Sasha comprit à la mine fermée de Mikasa qu'il était préférable de changer de sujet. S'en suivit alors un long monologue de la jeune femme dans lequel elle se plaignit encore et encore des corvées que leur imposait le Caporal-chef Livaï. Sasha avait été interdite de participer à la préparation de repas car elle engloutissait trop de nourriture dans le processus, et s'était donc retrouvée de nettoyage des écuries pour toute la semaine, ce qui lui déplaisait au plus haut point.

- Bon, ça ne m'empêche pas de récupérer un morceau de sucre des cheveux - ou deux - de temps en temps, histoire de me donner des forces ! déclara-t-elle en pouffant de rire.

- Les pauvres chevaux...

Un peu plus tard, alors que Sasha s'installait pour dormir, Mikasa hésita : elle ne souhaitait pas dormir dans sa chambre et déranger à nouveau sa colocataire avec ses terreurs nocturnes ; cependant, elle savait que retourner passer la nuit dans la salle d'entrainement représentait un risque plus élevé depuis que le Caporal l'y avait trouvée.

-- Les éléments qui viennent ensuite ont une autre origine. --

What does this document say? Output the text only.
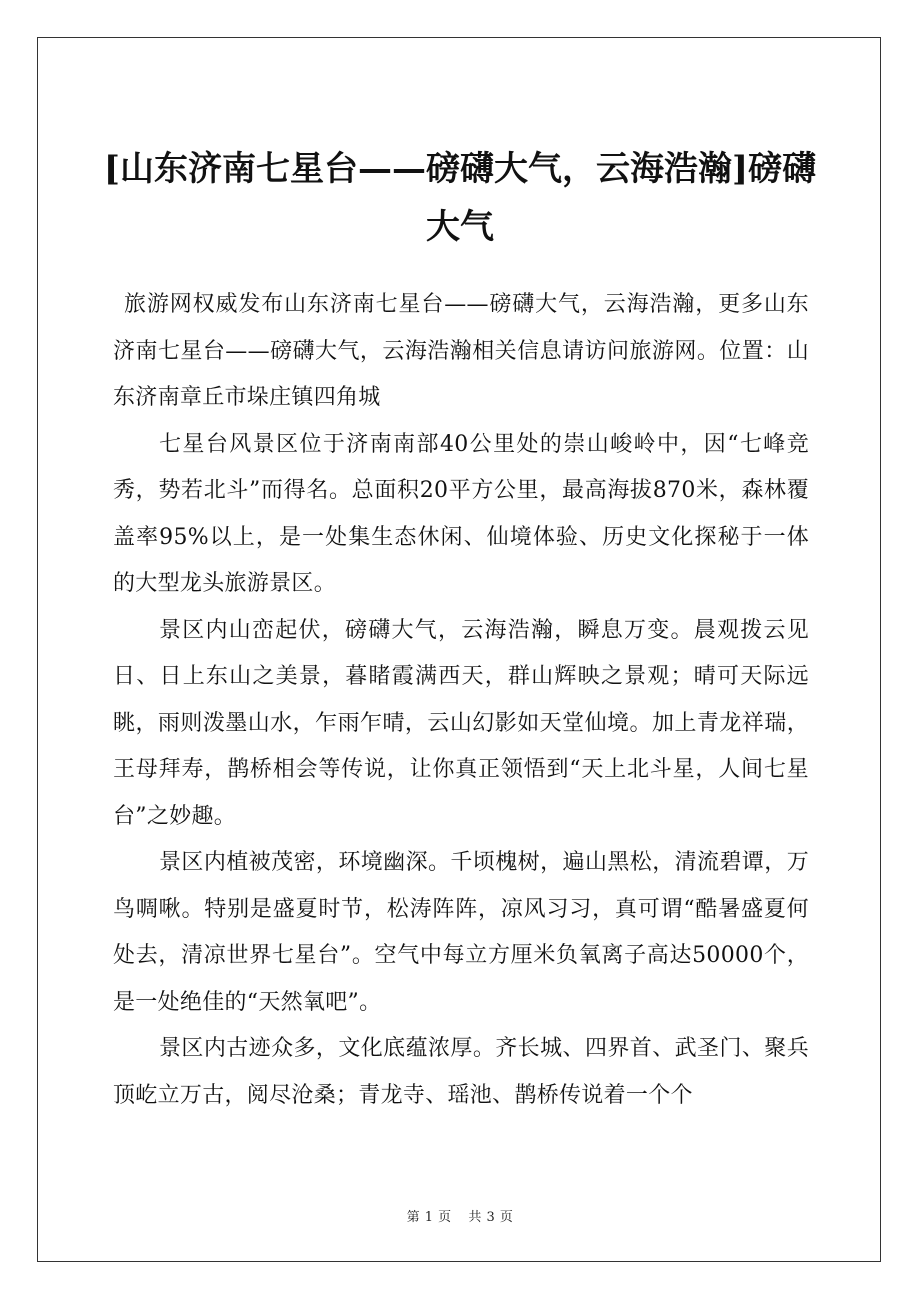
[山东济南七星台——磅礴大气，云海浩瀚]磅礴大气

旅游网权威发布山东济南七星台——磅礴大气，云海浩瀚，更多山东济南七星台——磅礴大气，云海浩瀚相关信息请访问旅游网。位置：山东济南章丘市垛庄镇四角城

七星台风景区位于济南南部40公里处的崇山峻岭中，因“七峰竞秀，势若北斗”而得名。总面积20平方公里，最高海拔870米，森林覆盖率95%以上，是一处集生态休闲、仙境体验、历史文化探秘于一体的大型龙头旅游景区。

景区内山峦起伏，磅礴大气，云海浩瀚，瞬息万变。晨观拨云见日、日上东山之美景，暮睹霞满西天，群山辉映之景观；晴可天际远眺，雨则泼墨山水，乍雨乍晴，云山幻影如天堂仙境。加上青龙祥瑞，王母拜寿，鹊桥相会等传说，让你真正领悟到“天上北斗星，人间七星台”之妙趣。

景区内植被茂密，环境幽深。千顷槐树，遍山黑松，清流碧谭，万鸟啁啾。特别是盛夏时节，松涛阵阵，凉风习习，真可谓“酷暑盛夏何处去，清凉世界七星台”。空气中每立方厘米负氧离子高达50000个，是一处绝佳的“天然氧吧”。

景区内古迹众多，文化底蕴浓厚。齐长城、四界首、武圣门、聚兵顶屹立万古，阅尽沧桑；青龙寺、瑶池、鹊桥传说着一个个

第 1 页 共 3 页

Elle commença donc par sortir dans une des cours du château afin de prendre l'air. Elle appréciait toujours autant la fraîcheur de la nuit, cela arrivait à soulager momentanément ses muscles noués et son esprit attristé. Elle pouvait à son aise se perdre dans la contemplation des astres, imaginant que Eren était peut-être en train de faire de même là où il se trouvait.

Pourtant, elle ne pouvait rester longtemps ainsi, à cette époque la température était encore trop basse pour passer la nuit à la belle étoile. De plus, bien que cela lui donnerait une bonne raison de rester isolée dans sa chambre, elle ne souhaitait pas tomber malade. Elle finit donc par prendre une décision : elle irait se réfugier à nouveau dans la salle d'entrainement, et si le Caporal revenait elle en assumerait les conséquences.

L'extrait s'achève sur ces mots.